By Geoff Dueck Thiessen
“The open door policy doesn’t work!” The statement, from a colleague teaching a course on cooperative labour relations, hit me like a shock.
We’ve all heard it. “I have an open door policy. My employees know they can come talk to me about anything.”
How can that be a bad idea?
For team members to approach and then walk through the open door assumes some things. It means they feel confident, safe, credible, and strong enough to take the initiative to approach their leader.
I’ve heard it said that a workplace manager might be viewed by many employees in a similar way as a school principal. And how many students would have taken the initiative to go set up a meeting with their school principal?
“Come on now,” you say. “Adults are not kids in school. Surely, we’re all grown up and can muster the nerve to go talk to our boss!”
As a union representative, I can assure you that’s often not the case. The reality is that the leader who waits for the team to come talk to them will only hear from a small number of employees.
It’s a great gesture. Hiding behind a closed door is an obvious sign that a leader is inaccessible, so keeping it open is a big improvement.
But that might be like saying the unripe fruit is better than the rotten fruit. Being better than something bad doesn’t make it good.
And when the leader waits for the team to come see them, we might just be talking about unripe fruit. It doesn’t stink, but it also doesn’t taste good.
The open door policy can even be a soft way to abdicate responsibility. More and more, leaders are expected to carry an onus to inquire when they think their team members are struggling, particularly with mental health.
And if team members generally need to feel strong and confident to approach their manager, we need to assume someone struggling with mental health challenges is actually the least likely to approach their manager and cross that open door threshold.
A workplace leader recently asked me, “So, what am I supposed to do then?”

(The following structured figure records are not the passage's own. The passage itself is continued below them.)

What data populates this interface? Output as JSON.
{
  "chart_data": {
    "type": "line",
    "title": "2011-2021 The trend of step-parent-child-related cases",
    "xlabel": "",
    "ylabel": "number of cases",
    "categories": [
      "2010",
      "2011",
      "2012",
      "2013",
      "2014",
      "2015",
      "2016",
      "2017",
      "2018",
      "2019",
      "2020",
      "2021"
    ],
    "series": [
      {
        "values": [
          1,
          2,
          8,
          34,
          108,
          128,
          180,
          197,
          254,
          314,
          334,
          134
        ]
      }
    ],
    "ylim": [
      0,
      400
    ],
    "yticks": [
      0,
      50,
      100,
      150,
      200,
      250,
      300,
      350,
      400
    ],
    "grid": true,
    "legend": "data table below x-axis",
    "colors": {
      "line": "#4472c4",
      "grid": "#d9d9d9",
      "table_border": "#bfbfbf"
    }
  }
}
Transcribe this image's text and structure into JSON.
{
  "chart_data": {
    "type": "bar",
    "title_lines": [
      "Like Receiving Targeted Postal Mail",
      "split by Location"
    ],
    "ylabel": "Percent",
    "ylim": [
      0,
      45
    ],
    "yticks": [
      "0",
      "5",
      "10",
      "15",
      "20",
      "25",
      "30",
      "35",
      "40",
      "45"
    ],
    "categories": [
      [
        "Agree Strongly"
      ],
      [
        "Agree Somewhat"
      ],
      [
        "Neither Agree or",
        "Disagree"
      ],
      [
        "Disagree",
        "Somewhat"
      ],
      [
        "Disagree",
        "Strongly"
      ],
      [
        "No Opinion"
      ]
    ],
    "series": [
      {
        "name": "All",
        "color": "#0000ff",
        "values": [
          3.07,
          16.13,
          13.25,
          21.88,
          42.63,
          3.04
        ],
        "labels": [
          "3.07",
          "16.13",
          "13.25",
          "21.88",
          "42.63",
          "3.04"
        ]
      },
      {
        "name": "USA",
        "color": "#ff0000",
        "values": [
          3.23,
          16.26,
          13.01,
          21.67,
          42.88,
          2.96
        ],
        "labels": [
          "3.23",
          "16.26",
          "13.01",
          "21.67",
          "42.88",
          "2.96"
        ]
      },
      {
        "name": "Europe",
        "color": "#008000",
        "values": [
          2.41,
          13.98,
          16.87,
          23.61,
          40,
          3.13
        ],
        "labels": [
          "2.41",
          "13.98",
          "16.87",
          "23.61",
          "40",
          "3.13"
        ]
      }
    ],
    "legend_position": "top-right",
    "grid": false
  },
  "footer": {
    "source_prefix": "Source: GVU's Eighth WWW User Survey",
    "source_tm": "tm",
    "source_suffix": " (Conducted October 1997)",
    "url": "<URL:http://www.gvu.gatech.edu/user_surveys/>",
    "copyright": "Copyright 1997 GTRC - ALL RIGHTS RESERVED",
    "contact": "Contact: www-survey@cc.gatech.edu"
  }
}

The answer is to go meet your team where they are. Reach out. Initiate. The leader was selected (hopefully) because they do have the skill, courage, and initiative to start a conversation.
The obvious trade-off is that waiting for the employee means the employee will be prepared for the conversation. So, when a leader initiates with a team member, there needs to be some sensitivity to the possibility that the team member might not be ready to be completely open.
A leader who actively makes themselves available and who demonstrates an open, curious, and supportive posture will signal to the team that they’re accessible and safe. And when that is established, the team will eventually see it’s okay to initiate too.